“Move your butt, Cabrera!” The drill instructor shouted.
Startled, I realized the precarious position I was in.
I grabbed a thick, knotted rope hanging from the obstacle course. I held it with both hands, wrapped the end around my left foot and with all of my weight, pressed with my right foot down on top of my left to give me the tension I needed. At the same time, I pulled myself onto the rope and began climbing upward.
The goal was to reach the top and descend down again.
Successful, I slid downward, jumped off and ran to the next station.
A silver cable lay suspended between two wooden columns, hovering above a brown, muddy pit. On the other side, were two more wooden columns supporting the other end of the cable. It was the last barrier to the finish line. Those who found themselves unlucky enough to fall, were drenched in the muck with no possibility of a shower until later that day.
Exhausted, I consciously attempted to pace my breathing. I let my arms hang limp at my side for a few seconds, trying to shake away the burning sensation resonating through them.

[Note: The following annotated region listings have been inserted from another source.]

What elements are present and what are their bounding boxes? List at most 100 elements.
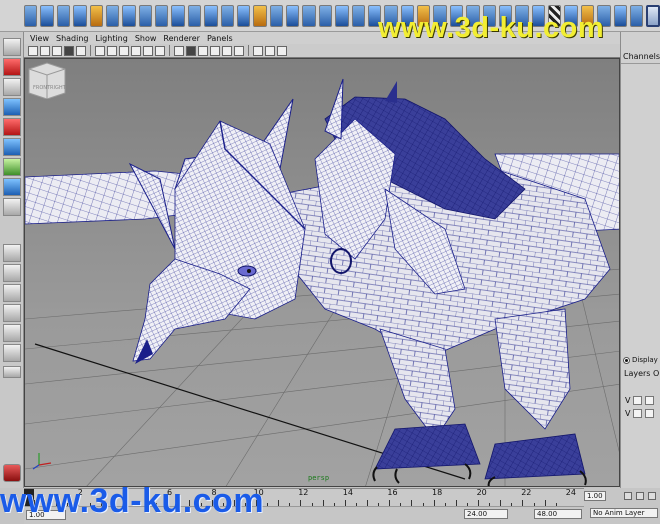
polygon-helix-icon[interactable] bbox=[171, 4, 185, 27]
panel-menu-renderer[interactable]: Renderer bbox=[163, 34, 200, 43]
panel-menu-panels[interactable]: Panels bbox=[207, 34, 233, 43]
polygon-cube-icon[interactable] bbox=[24, 4, 38, 27]
viewcube[interactable]: FRONT RIGHT bbox=[25, 59, 67, 99]
polygon-torus-icon[interactable] bbox=[105, 4, 120, 27]
rotate-tool-icon[interactable] bbox=[3, 118, 21, 136]
unfold-icon[interactable] bbox=[613, 4, 627, 27]
single-pane-layout-icon[interactable] bbox=[3, 244, 21, 262]
timeline-tick-label: 22 bbox=[521, 488, 532, 497]
persp-graph-layout-icon[interactable] bbox=[3, 324, 21, 342]
polygon-cone-icon[interactable] bbox=[73, 4, 87, 27]
wireframe-on-shaded-icon[interactable] bbox=[198, 45, 208, 56]
display-layer-radio[interactable]: Display bbox=[623, 356, 658, 364]
polygon-pyramid-icon[interactable] bbox=[138, 4, 152, 27]
layers-menu[interactable]: Layers Op bbox=[624, 369, 660, 378]
combine-icon[interactable] bbox=[220, 4, 234, 27]
axis-gizmo bbox=[32, 453, 52, 470]
layout-menu-icon[interactable] bbox=[3, 366, 21, 378]
polygon-sphere-icon[interactable] bbox=[40, 4, 54, 27]
gate-mask-icon[interactable] bbox=[119, 45, 129, 56]
shadows-icon[interactable] bbox=[234, 45, 244, 56]
range-end-field[interactable]: 48.00 bbox=[534, 509, 582, 519]
layer-row[interactable]: V bbox=[625, 408, 659, 419]
create-polygon-icon[interactable] bbox=[351, 4, 365, 27]
channel-box: Channels Display Layers Op V V bbox=[620, 32, 660, 488]
viewcube-right-label: RIGHT bbox=[50, 85, 67, 91]
polygon-pipe-icon[interactable] bbox=[155, 4, 169, 27]
options-menu-label[interactable]: Op bbox=[653, 369, 660, 378]
textured-icon[interactable] bbox=[210, 45, 220, 56]
divider bbox=[621, 63, 660, 64]
step-back-icon[interactable] bbox=[636, 492, 644, 500]
select-tool-icon[interactable] bbox=[3, 38, 21, 56]
maya-window: View Shading Lighting Show Renderer Panels bbox=[0, 0, 660, 524]
timeline-tick-label: 18 bbox=[432, 488, 443, 497]
visibility-toggle[interactable]: V bbox=[625, 396, 630, 405]
transfer-attributes-icon[interactable] bbox=[318, 4, 333, 27]
safe-action-icon[interactable] bbox=[143, 45, 153, 56]
camera-attributes-icon[interactable] bbox=[40, 45, 50, 56]
soccer-ball-icon[interactable] bbox=[187, 4, 202, 27]
polygon-prism-icon[interactable] bbox=[122, 4, 136, 27]
xray-icon[interactable] bbox=[265, 45, 275, 56]
move-tool-icon[interactable] bbox=[3, 98, 21, 116]
current-frame-field[interactable]: 1.00 bbox=[584, 491, 606, 501]
snapshot-icon[interactable] bbox=[646, 4, 660, 27]
lasso-tool-icon[interactable] bbox=[3, 58, 21, 76]
hypershade-layout-icon[interactable] bbox=[3, 344, 21, 362]
anim-layer-dropdown[interactable]: No Anim Layer bbox=[590, 508, 658, 518]
polygon-cylinder-icon[interactable] bbox=[56, 4, 71, 27]
persp-outliner-layout-icon[interactable] bbox=[3, 304, 21, 322]
separate-icon[interactable] bbox=[236, 4, 251, 27]
two-pane-layout-icon[interactable] bbox=[3, 284, 21, 302]
smooth-icon[interactable] bbox=[286, 4, 300, 27]
grid-icon[interactable] bbox=[76, 45, 86, 56]
layout-uv-icon[interactable] bbox=[629, 4, 644, 27]
layer-color-swatch[interactable] bbox=[645, 396, 655, 405]
visibility-toggle[interactable]: V bbox=[625, 409, 630, 418]
toolbar-divider bbox=[90, 45, 91, 56]
go-to-start-icon[interactable] bbox=[624, 492, 632, 500]
paint-select-icon[interactable] bbox=[3, 78, 21, 96]
platonic-solid-icon[interactable] bbox=[204, 4, 218, 27]
panel-menu-view[interactable]: View bbox=[30, 34, 49, 43]
template-toggle[interactable] bbox=[633, 409, 643, 418]
wireframe-icon[interactable] bbox=[174, 45, 184, 56]
panel-menu-lighting[interactable]: Lighting bbox=[95, 34, 127, 43]
film-gate-icon[interactable] bbox=[95, 45, 105, 56]
resolution-gate-icon[interactable] bbox=[107, 45, 117, 56]
display-label: Display bbox=[632, 356, 658, 364]
end-time-field[interactable]: 24.00 bbox=[464, 509, 508, 519]
layers-menu-label[interactable]: Layers bbox=[624, 369, 650, 378]
image-plane-icon[interactable] bbox=[64, 45, 74, 56]
panel-menu-shading[interactable]: Shading bbox=[56, 34, 89, 43]
play-icon[interactable] bbox=[648, 492, 656, 500]
use-all-lights-icon[interactable] bbox=[222, 45, 232, 56]
universal-manipulator-icon[interactable] bbox=[3, 158, 21, 176]
safe-title-icon[interactable] bbox=[155, 45, 165, 56]
display-radio-icon[interactable] bbox=[623, 356, 630, 364]
append-polygon-icon[interactable] bbox=[335, 4, 349, 27]
bookmarks-icon[interactable] bbox=[52, 45, 62, 56]
template-toggle[interactable] bbox=[633, 396, 643, 405]
select-camera-icon[interactable] bbox=[28, 45, 38, 56]
layer-color-swatch[interactable] bbox=[645, 409, 655, 418]
show-manipulator-icon[interactable] bbox=[3, 198, 21, 216]
polygon-plane-icon[interactable] bbox=[89, 4, 103, 27]
soft-mod-icon[interactable] bbox=[3, 178, 21, 196]
channels-tab[interactable]: Channels bbox=[623, 52, 660, 61]
perspective-viewport[interactable]: FRONT RIGHT persp bbox=[24, 58, 620, 487]
average-vertices-icon[interactable] bbox=[302, 4, 316, 27]
smooth-shade-icon[interactable] bbox=[186, 45, 196, 56]
camera-name-label: persp bbox=[308, 474, 330, 482]
xray-joints-icon[interactable] bbox=[277, 45, 287, 56]
booleans-icon[interactable] bbox=[269, 4, 283, 27]
scale-tool-icon[interactable] bbox=[3, 138, 21, 156]
panel-menu-show[interactable]: Show bbox=[135, 34, 157, 43]
layer-row[interactable]: V bbox=[625, 395, 659, 406]
field-chart-icon[interactable] bbox=[131, 45, 141, 56]
isolate-select-icon[interactable] bbox=[253, 45, 263, 56]
toolbar-divider bbox=[248, 45, 249, 56]
four-pane-layout-icon[interactable] bbox=[3, 264, 21, 282]
extract-icon[interactable] bbox=[253, 4, 267, 27]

The course was taking a toll on my entire body.
It was the second time my platoon was negotiating the course. This was considered “fun” according to the Marine Corps’ schedule. A break for the recruits from the intense boot camp training.
Training I had volunteered for – almost twelve weeks ago.
My drill instructors were watching on the sidelines, yelling and screaming at the recruits to hurry on as fast as they could. They liked yelling – alot. Only this time, the yelling was not the ear-piercing screams we were used to hearing. They were yelling the way they would if they were watching a horse or dog race and were encouraging their favorites along. However, instead of encouraging words, it sounded more like consequential implications.
I summoned every ounce of energy and strength left inside of me, then grabbed the cable with my bare hands. I held my body weight with my hands just long enough to hoist my feet onto the cable, intertwining them to make sure I wouldn’t fall. Methodically, and in spite of the chaos happening below me, I began to inch my way across. First, sliding my hands forward, then my feet.
The drill instructors’ voices and the rush of recruits, all attempting to conquer their fears and the course, could be heard below. I looked like one of those unfortunate animals caught by tribal natives, dangling from a wooden pole, and certain to become dinner once I reached my destination. Had I not been so determined to finish first, I might have snickered at the absurdity of my current plight.
My adrenaline was racing. I love being here. Love the hard training, the “never say die” attitude and “esprit de corps” I found in my unexpected new life. Everything seems alive and clear now. Never before have I had such clarity and felt part of a cause bigger than myself. This experience has made me realize that I have the personality and characteristics to uphold its honor and way of life. I have realized while here, that I am born to do this.
I am good at it too. In only a week after arriving, I was appointed as one of four squad leaders of my platoon. Two weeks later I was appointed the position of being the guide. As the guide, I am responsible and accountable for the performance and leadership of my platoon. I am first in command under the drill instructors.
“Cabrera!” A recruit waiting on the ledge for her turn to negotiate the cable, shouted.
I blinked my eyes, returning me again to the precarious nature of my present situation. Suddenly, my foot slipped off of the cable. I hung there, blood pumping in my ears.
The drill instructors and recruits alike were shouting for me, giving me their solutions on how to avoid the disgusting watery mess that was doomed to be my fate if I made the mistake of letting go.
Regaining my focus, I swung my legs up and over the cable, as I hurriedly slid myself the rest of the way to safety and dismounted.
Relieved, I doubled over to catch my breath, resting my hands on my knees.
My senior drill instructor strode over to me and commented, “Nice save, Cabrera, but if you lose focus like that in a combat situation, there may not be a second chance to save yourself or those you lead.”
I was disappointed that I allowed myself to be distracted, I shook off this mistake, vowing to correct myself for next time. I ran to the staging area, awaiting the next training evolution.
Even now as a recruit, I know that I want this to become my career. I’m not about to let anything get in the way of that.